Le soir, la cérémonie se déroule dans l’auditorium du musée. La célébration du centenaire de Manoel de Oliveira est un événement très important au Portugal. Une commission nationale a même été mise en place, à l’initiative des plus hautes autorités portugaises. Peu de cinématographies dans le monde ont la chance d’avoir un cinéaste d’une telle envergure, fêtant son centenaire alors même qu’il réalise un nouveau film. La cérémonie qui s’est déroulée hier soir n’avait heureusement rien d’académique. Environ deux cents personnes étaient réunies pour entendre plusieurs discours, de gens très proches du cinéaste. Parmi eux, la belle Leonor Silveira et Luís Miguel Cintra, deux acteurs fétiches de Oliveira ; João Bénard da Costa, président de la Cinémathèque du Portugal (et acteur occasionnel dans plusieurs films du cinéaste) ; acteurs ou collaborateurs de Oliveira ; le président et le directeur du Musée Serralves ; le ministre de la culture qui remit à Oliveira la médaille du mérite… A chaque fin de discours, Manoel de Oliveira, assis au premier rang au côté de son épouse Maria Isabel, se levait tel un jeune homme pour remercier l’intervenant, lui serrer la main, l’embrasser ou lui donner l’accolade. Lorsque vint son tour de parler, il remercia, très ému, toutes les personnes présentes et celles qui venaient de témoigner leur gratitude à son égard. Au magnifique discours de Luís Miguel Cintra parlant avec profondeur de son expérience d’acteur, celui-ci répondit : « L’éclat d’un film, c’est l’acteur. Je n’aurai jamais rien appris aux acteurs. Au contraire, j’ai tout appris d’eux. Cela est vrai du cinéma comme du théâtre. La littérature est au-dessus des autres arts. Le cinéma est le miroir de la vie, la synthèse de tous les arts. La littérature n’a pas de limite. Grâce à des auteurs comme Agustina Bessa- Luís, Camilo Castelo-Branco, Madame de La Fayette ou Paul Claudel, j’ai tenté de transcrire au cinéma la photographie de ce modèle qu’est la littérature. »

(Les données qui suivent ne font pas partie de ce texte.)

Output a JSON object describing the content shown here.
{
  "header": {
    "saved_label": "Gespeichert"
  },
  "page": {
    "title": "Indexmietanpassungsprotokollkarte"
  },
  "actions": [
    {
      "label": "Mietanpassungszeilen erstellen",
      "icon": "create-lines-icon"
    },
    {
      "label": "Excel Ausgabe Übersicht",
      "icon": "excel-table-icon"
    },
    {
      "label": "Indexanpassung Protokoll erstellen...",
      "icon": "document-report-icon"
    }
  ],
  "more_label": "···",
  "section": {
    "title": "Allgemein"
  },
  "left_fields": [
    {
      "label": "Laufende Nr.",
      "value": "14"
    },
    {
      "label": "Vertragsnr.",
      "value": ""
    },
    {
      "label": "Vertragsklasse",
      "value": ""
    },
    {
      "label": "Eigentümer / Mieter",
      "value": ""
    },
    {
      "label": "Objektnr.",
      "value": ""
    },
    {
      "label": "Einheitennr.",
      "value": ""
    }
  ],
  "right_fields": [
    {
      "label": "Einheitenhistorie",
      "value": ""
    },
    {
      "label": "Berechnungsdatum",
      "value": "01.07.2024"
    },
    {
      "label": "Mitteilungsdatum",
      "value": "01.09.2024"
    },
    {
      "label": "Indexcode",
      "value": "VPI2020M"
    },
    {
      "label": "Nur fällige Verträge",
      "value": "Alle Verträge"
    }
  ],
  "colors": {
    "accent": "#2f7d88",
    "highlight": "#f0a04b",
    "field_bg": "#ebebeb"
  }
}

En fin de soirée, Maria de Medeiros demanda à tous les collaborateurs de la rejoindre sur scène, ce qui fit un magnifique casting. Oliveira les salua tous, la salle était debout. On apporta un énorme gâteau décoré de cent bougies. Manoel de Oliveira les souffla comme un jeune homme. Puis la salle entière entonna un « joyeux anniversaire » des plus vibrant. Oliveira a donc fêté son centenaire, entouré de nombreux amis. Il le fête au travail, puisqu’il tourne en ce moment même un nouveau film à Lisbonne. Avec déjà d’autres projets en tête, qu’il compte bien entreprendre en 2009. Plus le temps passe, plus il se sent des ailes pour attaquer son deuxième siècle.